Yeah, he’d have to find out more about Dr. Andrea Timmons. What would make her want to pick up and hang out with a merc group, especially one that kidnapped her?
She roared away, her ponytail trailing behind her out of the helmet, and at the last second he noted her bike’s logo. He recognized it from the bikes he’d seen riding by the clinic earlier—the symbol of the Outlaw Angels, a one percenter biker gang with charters all over the States. Now that was interesting as fuck, and maybe one of the reasons she was so keen to stay on with them.
And that was trouble they couldn’t afford at the moment.
He’d almost turned away when he heard the rumble of more bikes. They were trailing after her, had been lying in wait in the parking lot next to the motel.
Ah, fuck, couldn’t be good. Not when another couple of them pulled into the motel lot.
“Gun, we got company,” he called quietly.
“Trouble?” Gunner came out from behind the curtain, rubbing sleep from his eyes.
“Outlaw Angels.”
“The hell?”
“I think our doc might be tied to them.”
“That why she asked to come with?” Gunner asked as he glanced out the window. “Yeah, I spied on you. You’ve got game, brother.”
“And I wasn’t even trying,” Jem pointed out. “Cavalry’s here.”
Cavalry in the form of Key, and he looked pissed as shit. He was on an old Harley Fat Boy and he slammed past the bikers and pulled in front of the room. They surrounded him and he looked toward Jem through the window. Jem nodded and then Key turned slowly back to the menacing group.

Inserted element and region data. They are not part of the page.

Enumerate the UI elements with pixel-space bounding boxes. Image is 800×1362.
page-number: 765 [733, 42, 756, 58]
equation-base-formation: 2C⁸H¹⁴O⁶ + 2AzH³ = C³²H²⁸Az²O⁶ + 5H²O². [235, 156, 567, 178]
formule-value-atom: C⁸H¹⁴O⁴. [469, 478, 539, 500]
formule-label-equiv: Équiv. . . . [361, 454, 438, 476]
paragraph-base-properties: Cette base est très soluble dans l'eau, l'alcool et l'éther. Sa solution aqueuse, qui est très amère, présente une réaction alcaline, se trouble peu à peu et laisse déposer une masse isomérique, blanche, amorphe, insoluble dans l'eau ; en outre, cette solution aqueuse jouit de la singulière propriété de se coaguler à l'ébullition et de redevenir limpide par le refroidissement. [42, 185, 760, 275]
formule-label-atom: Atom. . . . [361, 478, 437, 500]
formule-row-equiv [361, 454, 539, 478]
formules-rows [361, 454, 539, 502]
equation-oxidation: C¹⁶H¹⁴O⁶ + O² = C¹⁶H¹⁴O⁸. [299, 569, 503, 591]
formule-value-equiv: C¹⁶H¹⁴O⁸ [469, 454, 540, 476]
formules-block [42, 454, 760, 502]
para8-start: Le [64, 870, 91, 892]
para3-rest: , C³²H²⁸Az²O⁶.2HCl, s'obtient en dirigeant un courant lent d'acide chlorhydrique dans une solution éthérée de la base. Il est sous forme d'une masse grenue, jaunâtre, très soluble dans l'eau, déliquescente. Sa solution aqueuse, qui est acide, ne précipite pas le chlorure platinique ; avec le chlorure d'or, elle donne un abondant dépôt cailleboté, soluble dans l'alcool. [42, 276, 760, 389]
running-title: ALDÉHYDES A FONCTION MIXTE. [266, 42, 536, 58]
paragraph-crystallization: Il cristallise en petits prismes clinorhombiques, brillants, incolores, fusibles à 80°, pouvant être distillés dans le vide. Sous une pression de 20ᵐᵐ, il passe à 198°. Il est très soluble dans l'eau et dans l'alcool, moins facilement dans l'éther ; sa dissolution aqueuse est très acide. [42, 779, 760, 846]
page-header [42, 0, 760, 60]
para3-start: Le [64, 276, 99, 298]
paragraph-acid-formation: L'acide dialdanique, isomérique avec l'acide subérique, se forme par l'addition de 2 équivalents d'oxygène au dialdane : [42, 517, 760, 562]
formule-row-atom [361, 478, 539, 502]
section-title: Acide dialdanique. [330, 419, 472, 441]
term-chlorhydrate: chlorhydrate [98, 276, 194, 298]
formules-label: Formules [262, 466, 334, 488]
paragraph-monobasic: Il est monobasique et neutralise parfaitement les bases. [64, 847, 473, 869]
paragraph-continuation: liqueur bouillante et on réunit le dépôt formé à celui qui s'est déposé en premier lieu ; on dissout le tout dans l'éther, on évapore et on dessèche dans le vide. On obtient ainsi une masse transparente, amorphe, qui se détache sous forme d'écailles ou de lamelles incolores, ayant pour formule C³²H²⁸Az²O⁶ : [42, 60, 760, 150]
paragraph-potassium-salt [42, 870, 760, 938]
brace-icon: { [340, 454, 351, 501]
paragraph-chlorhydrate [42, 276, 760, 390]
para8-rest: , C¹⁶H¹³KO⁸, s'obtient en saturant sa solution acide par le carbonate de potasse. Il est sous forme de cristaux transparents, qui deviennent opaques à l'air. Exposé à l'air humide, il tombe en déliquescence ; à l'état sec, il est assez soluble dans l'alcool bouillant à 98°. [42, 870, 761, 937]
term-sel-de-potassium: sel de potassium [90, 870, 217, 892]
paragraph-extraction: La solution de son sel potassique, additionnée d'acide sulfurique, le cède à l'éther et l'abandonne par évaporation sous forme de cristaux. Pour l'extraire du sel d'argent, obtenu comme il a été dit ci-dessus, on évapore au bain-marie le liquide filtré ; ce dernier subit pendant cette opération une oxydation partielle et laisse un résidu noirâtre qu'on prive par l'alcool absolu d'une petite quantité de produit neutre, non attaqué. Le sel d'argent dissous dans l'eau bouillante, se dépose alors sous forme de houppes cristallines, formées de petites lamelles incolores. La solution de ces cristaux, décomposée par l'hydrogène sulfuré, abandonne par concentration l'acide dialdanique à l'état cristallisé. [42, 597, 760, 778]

His anger was palpable, directed totally at Jem, but when Key turned it outward, it was a sight to see.
“Baby brother’s got this,” he told Gunner. “Go back and get Avery ready to go.”
“At least we know for sure this isn’t Landon,” Gunner said. “But what the fuck, Jem?”
“I ask myself that every single day,” Jem muttered, turned back to watch Key getting three beefy OAs under control. “That’s good. Get your anger out on those good old boys.”
He had Drea’s address, dialed her phone number and got her voice mail. Didn’t want to leave her one in case other OAs were checking her phone.
After ten minutes of Key’s reasoning techniques, the OAs up and left, speeding off into the night. Key slammed into the room. He was tan. His hair was longer, pulled back, and he had several days’ growth of beard.